Prensa fue un medio que el Sindicato de la Prensa de La Paz encomendó crear a Juan León, Fernando Salazar y Andrés Chichi Soliz, entre otros. Sus objetivos eran ideológicos tal como señala Fernando Salazar en su relato. La historia y el enfoque de Apertura es diferente, aunque existen ciertas similitudes. Ambos semanarios tuvieron una fugaz existencia –alrededor de tres meses– y dejaron de publicarse tras un golpe y el encumbramiento de un nuevo gobierno militar.

Prensa desapareció con la caída de Ovando Candía y Apertura con la de Lidia Gueiler. También existen ciertos nombres que se repiten, como el de Juan León Cornejo y Juan Carlos Salazar. Los dos semanarios respondieron a iniciativas gremiales. Al Sindicato de Trabajadores de la Prensa de La Paz, en el caso de Prensa, y a los corresponsales extranjeros en el caso de Apertura.

Sin embargo, a diferencia de Prensa, la principal preocupación de Apertura fue la democracia, que en aquellos años –al inicio de la década de los 80– luchaba desesperadamente por nacer.  En sus publicaciones, el semanario denota una visión periodística de la realidad que vivía el país y, especialmente, su gente. La existencia de un semanario de esa naturaleza, en un contexto como el que impuso García Mesa, era imposible. 

En ese entonces, la edad promedio de la mayoría de los protagonistas de esta historia bordeaba los 30. Es decir, había en ellos una mezcla de juventud y ansias de luchar y de hacer periodismo. El exilio fue, para muchos, la respuesta que les dio el poder a sus inquietudes. Varios, la mayoría, desarrollaron una exitosa carrera periodística en el extranjero. Algunos retornaron al país y otros no. Sin embargo, la fortaleza y el ímpetu de su juventud junto a sus deseos de participar con voz en la configuración del país, constituyen una parte fundamental de nuestra democracia y de la identidad nacional, que hoy, 40 años después, se encuentran nuevamente en entredicho.
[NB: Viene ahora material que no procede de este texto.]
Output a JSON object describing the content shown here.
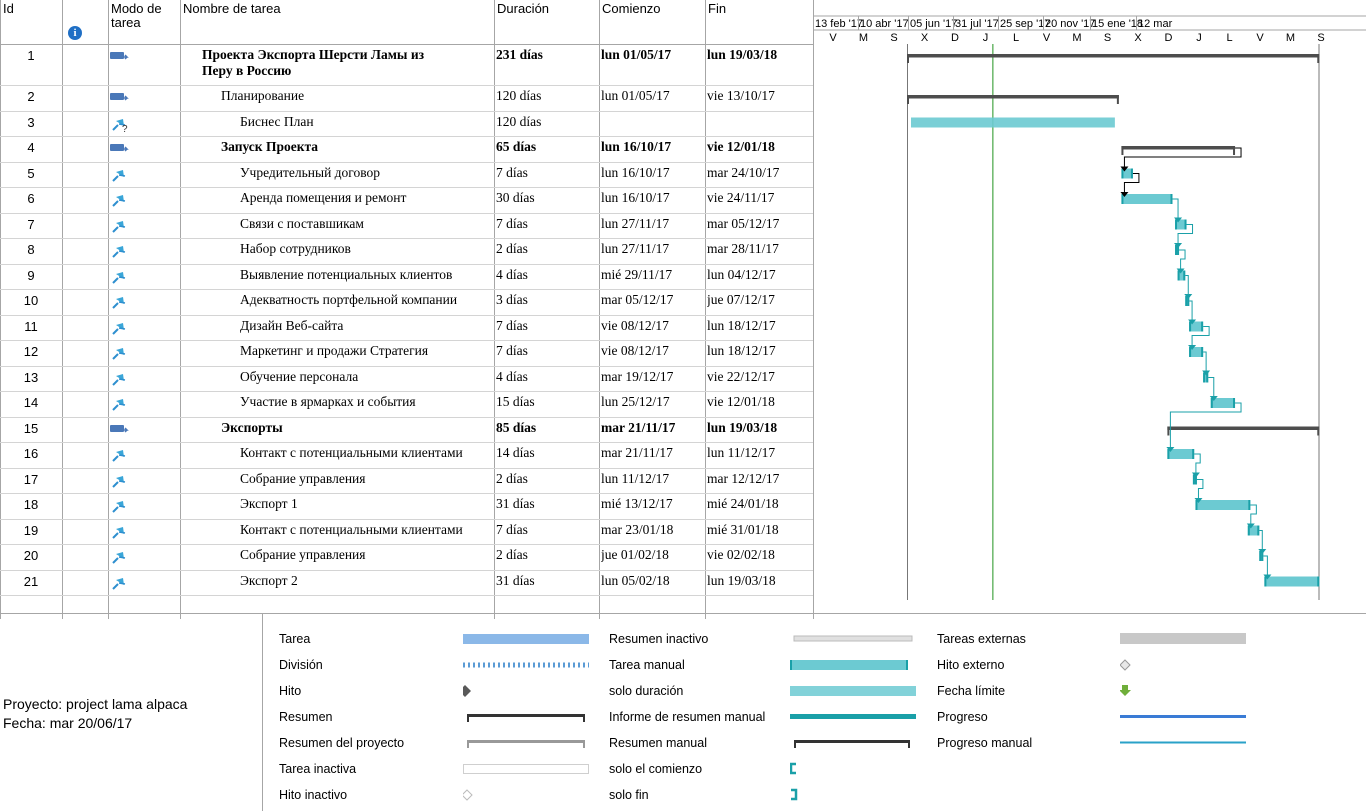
{
  "headers": {
    "id": "Id",
    "mode_line1": "Modo de",
    "mode_line2": "tarea",
    "name": "Nombre de tarea",
    "duration": "Duración",
    "start": "Comienzo",
    "finish": "Fin"
  },
  "timescale": {
    "top": [
      "13 feb '17",
      "10 abr '17",
      "05 jun '17",
      "31 jul '17",
      "25 sep '17",
      "20 nov '17",
      "15 ene '18",
      "12 mar"
    ],
    "bottom": [
      "V",
      "M",
      "S",
      "X",
      "D",
      "J",
      "L",
      "V",
      "M",
      "S",
      "X",
      "D",
      "J",
      "L",
      "V",
      "M",
      "S"
    ]
  },
  "tasks": [
    {
      "id": "1",
      "name": "Проекта Экспорта Шерсти Ламы из",
      "name2": "Перу в Россию",
      "duration": "231 días",
      "start": "lun 01/05/17",
      "finish": "lun 19/03/18",
      "bold": true,
      "indent": 0,
      "mode": "auto"
    },
    {
      "id": "2",
      "name": "Планирование",
      "duration": "120 días",
      "start": "lun 01/05/17",
      "finish": "vie 13/10/17",
      "bold": false,
      "indent": 1,
      "mode": "auto"
    },
    {
      "id": "3",
      "name": "Биснес План",
      "duration": "120 días",
      "start": "",
      "finish": "",
      "bold": false,
      "indent": 2,
      "mode": "manual-q"
    },
    {
      "id": "4",
      "name": "Запуск Проекта",
      "duration": "65 días",
      "start": "lun 16/10/17",
      "finish": "vie 12/01/18",
      "bold": true,
      "indent": 1,
      "mode": "auto"
    },
    {
      "id": "5",
      "name": "Учредительный договор",
      "duration": "7 días",
      "start": "lun 16/10/17",
      "finish": "mar 24/10/17",
      "bold": false,
      "indent": 2,
      "mode": "manual"
    },
    {
      "id": "6",
      "name": "Аренда помещения и ремонт",
      "duration": "30 días",
      "start": "lun 16/10/17",
      "finish": "vie 24/11/17",
      "bold": false,
      "indent": 2,
      "mode": "manual"
    },
    {
      "id": "7",
      "name": "Связи с поставшикам",
      "duration": "7 días",
      "start": "lun 27/11/17",
      "finish": "mar 05/12/17",
      "bold": false,
      "indent": 2,
      "mode": "manual"
    },
    {
      "id": "8",
      "name": "Набор сотрудников",
      "duration": "2 días",
      "start": "lun 27/11/17",
      "finish": "mar 28/11/17",
      "bold": false,
      "indent": 2,
      "mode": "manual"
    },
    {
      "id": "9",
      "name": "Выявление потенциальных клиентов",
      "duration": "4 días",
      "start": "mié 29/11/17",
      "finish": "lun 04/12/17",
      "bold": false,
      "indent": 2,
      "mode": "manual"
    },
    {
      "id": "10",
      "name": "Адекватность портфельной компании",
      "duration": "3 días",
      "start": "mar 05/12/17",
      "finish": "jue 07/12/17",
      "bold": false,
      "indent": 2,
      "mode": "manual"
    },
    {
      "id": "11",
      "name": "Дизайн Веб-сайта",
      "duration": "7 días",
      "start": "vie 08/12/17",
      "finish": "lun 18/12/17",
      "bold": false,
      "indent": 2,
      "mode": "manual"
    },
    {
      "id": "12",
      "name": "Маркетинг и продажи Стратегия",
      "duration": "7 días",
      "start": "vie 08/12/17",
      "finish": "lun 18/12/17",
      "bold": false,
      "indent": 2,
      "mode": "manual"
    },
    {
      "id": "13",
      "name": "Обучение персонала",
      "duration": "4 días",
      "start": "mar 19/12/17",
      "finish": "vie 22/12/17",
      "bold": false,
      "indent": 2,
      "mode": "manual"
    },
    {
      "id": "14",
      "name": "Участие в ярмарках и события",
      "duration": "15 días",
      "start": "lun 25/12/17",
      "finish": "vie 12/01/18",
      "bold": false,
      "indent": 2,
      "mode": "manual"
    },
    {
      "id": "15",
      "name": "Экспорты",
      "duration": "85 días",
      "start": "mar 21/11/17",
      "finish": "lun 19/03/18",
      "bold": true,
      "indent": 1,
      "mode": "auto"
    },
    {
      "id": "16",
      "name": "Контакт с потенциальными клиентами",
      "duration": "14 días",
      "start": "mar 21/11/17",
      "finish": "lun 11/12/17",
      "bold": false,
      "indent": 2,
      "mode": "manual"
    },
    {
      "id": "17",
      "name": "Собрание управления",
      "duration": "2 días",
      "start": "lun 11/12/17",
      "finish": "mar 12/12/17",
      "bold": false,
      "indent": 2,
      "mode": "manual"
    },
    {
      "id": "18",
      "name": "Экспорт 1",
      "duration": "31 días",
      "start": "mié 13/12/17",
      "finish": "mié 24/01/18",
      "bold": false,
      "indent": 2,
      "mode": "manual"
    },
    {
      "id": "19",
      "name": "Контакт с потенциальными клиентами",
      "duration": "7 días",
      "start": "mar 23/01/18",
      "finish": "mié 31/01/18",
      "bold": false,
      "indent": 2,
      "mode": "manual"
    },
    {
      "id": "20",
      "name": "Собрание управления",
      "duration": "2 días",
      "start": "jue 01/02/18",
      "finish": "vie 02/02/18",
      "bold": false,
      "indent": 2,
      "mode": "manual"
    },
    {
      "id": "21",
      "name": "Экспорт 2",
      "duration": "31 días",
      "start": "lun 05/02/18",
      "finish": "lun 19/03/18",
      "bold": false,
      "indent": 2,
      "mode": "manual"
    }
  ],
  "gantt_dates": {
    "axis_start": "2017-02-13",
    "axis_end": "2018-03-19",
    "status_date": "2017-06-20",
    "bars": [
      {
        "id": "1",
        "kind": "summary",
        "start": "2017-05-01",
        "finish": "2018-03-19"
      },
      {
        "id": "2",
        "kind": "summary",
        "start": "2017-05-01",
        "finish": "2017-10-13"
      },
      {
        "id": "3",
        "kind": "duration-only",
        "start": "2017-05-01",
        "finish": "2017-10-13"
      },
      {
        "id": "4",
        "kind": "summary",
        "start": "2017-10-16",
        "finish": "2018-01-12"
      },
      {
        "id": "5",
        "kind": "manual",
        "start": "2017-10-16",
        "finish": "2017-10-24"
      },
      {
        "id": "6",
        "kind": "manual",
        "start": "2017-10-16",
        "finish": "2017-11-24"
      },
      {
        "id": "7",
        "kind": "manual",
        "start": "2017-11-27",
        "finish": "2017-12-05"
      },
      {
        "id": "8",
        "kind": "manual",
        "start": "2017-11-27",
        "finish": "2017-11-28"
      },
      {
        "id": "9",
        "kind": "manual",
        "start": "2017-11-29",
        "finish": "2017-12-04"
      },
      {
        "id": "10",
        "kind": "manual",
        "start": "2017-12-05",
        "finish": "2017-12-07"
      },
      {
        "id": "11",
        "kind": "manual",
        "start": "2017-12-08",
        "finish": "2017-12-18"
      },
      {
        "id": "12",
        "kind": "manual",
        "start": "2017-12-08",
        "finish": "2017-12-18"
      },
      {
        "id": "13",
        "kind": "manual",
        "start": "2017-12-19",
        "finish": "2017-12-22"
      },
      {
        "id": "14",
        "kind": "manual",
        "start": "2017-12-25",
        "finish": "2018-01-12"
      },
      {
        "id": "15",
        "kind": "summary",
        "start": "2017-11-21",
        "finish": "2018-03-19"
      },
      {
        "id": "16",
        "kind": "manual",
        "start": "2017-11-21",
        "finish": "2017-12-11"
      },
      {
        "id": "17",
        "kind": "manual",
        "start": "2017-12-11",
        "finish": "2017-12-12"
      },
      {
        "id": "18",
        "kind": "manual",
        "start": "2017-12-13",
        "finish": "2018-01-24"
      },
      {
        "id": "19",
        "kind": "manual",
        "start": "2018-01-23",
        "finish": "2018-01-31"
      },
      {
        "id": "20",
        "kind": "manual",
        "start": "2018-02-01",
        "finish": "2018-02-02"
      },
      {
        "id": "21",
        "kind": "manual",
        "start": "2018-02-05",
        "finish": "2018-03-19"
      }
    ],
    "links": [
      [
        "4",
        "5"
      ],
      [
        "5",
        "6"
      ],
      [
        "6",
        "7"
      ],
      [
        "7",
        "8"
      ],
      [
        "8",
        "9"
      ],
      [
        "9",
        "10"
      ],
      [
        "10",
        "11"
      ],
      [
        "11",
        "12"
      ],
      [
        "12",
        "13"
      ],
      [
        "13",
        "14"
      ],
      [
        "14",
        "16"
      ],
      [
        "16",
        "17"
      ],
      [
        "17",
        "18"
      ],
      [
        "18",
        "19"
      ],
      [
        "19",
        "20"
      ],
      [
        "20",
        "21"
      ]
    ]
  },
  "legend": {
    "project_label": "Proyecto: project lama alpaca",
    "date_label": "Fecha: mar 20/06/17",
    "col1": [
      "Tarea",
      "División",
      "Hito",
      "Resumen",
      "Resumen del proyecto",
      "Tarea inactiva",
      "Hito inactivo"
    ],
    "col2": [
      "Resumen inactivo",
      "Tarea manual",
      "solo duración",
      "Informe de resumen manual",
      "Resumen manual",
      "solo el comienzo",
      "solo fin"
    ],
    "col3": [
      "Tareas externas",
      "Hito externo",
      "Fecha límite",
      "Progreso",
      "Progreso manual"
    ]
  },
  "colors": {
    "manual_bar": "#6ccad2",
    "manual_edge": "#1aa0a8",
    "summary": "#4d4d4d",
    "link": "#1aa0a8",
    "status_line": "#6bb86a",
    "task_bar": "#8bb8e8",
    "progress": "#3a7bd5"
  },
  "icons": {
    "auto_mode": "auto-scheduled-icon",
    "manual_mode": "manually-scheduled-pin-icon",
    "info": "info-icon"
  }
}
 ANF es, sin duda, uno de los proyectos periodísticos más ambiciosos y serios que ha tenido el país, no sólo por la sólida visión e interpretación periodística de la realidad que le imprimió su fundador y director por varias décadas, José Gramunt de Moragas, sino también por una trayectoria valiente y transparente, apoyada en sólidos cimientos éticos. 

Juan Carlos Salazar coordinó este volumen que recuerda tres casos excepcionales de periodismo, cada uno con sus matices y enfoques. Si bien son diferentes, tienen algo en común  y es que la discusión y confrontación de ideas que generaron al igual que otros medios de aquella época,  sin importar su inclinación ideológica, constituyen los pilares sobre los que se construye nuestra democracia plural, representativa y aún imperfecta. 

Pasó mucho tiempo y pasaron muchos gobernantes. Y si bien ahora en la redacción reina el suave sonido del tecleo, perviven en el corazón de sus periodistas los mismos principios y convicciones que motivaron a esa generación de periodistas. Y es que, definitivamente, el poder de la palabra puede más que el poder de las armas.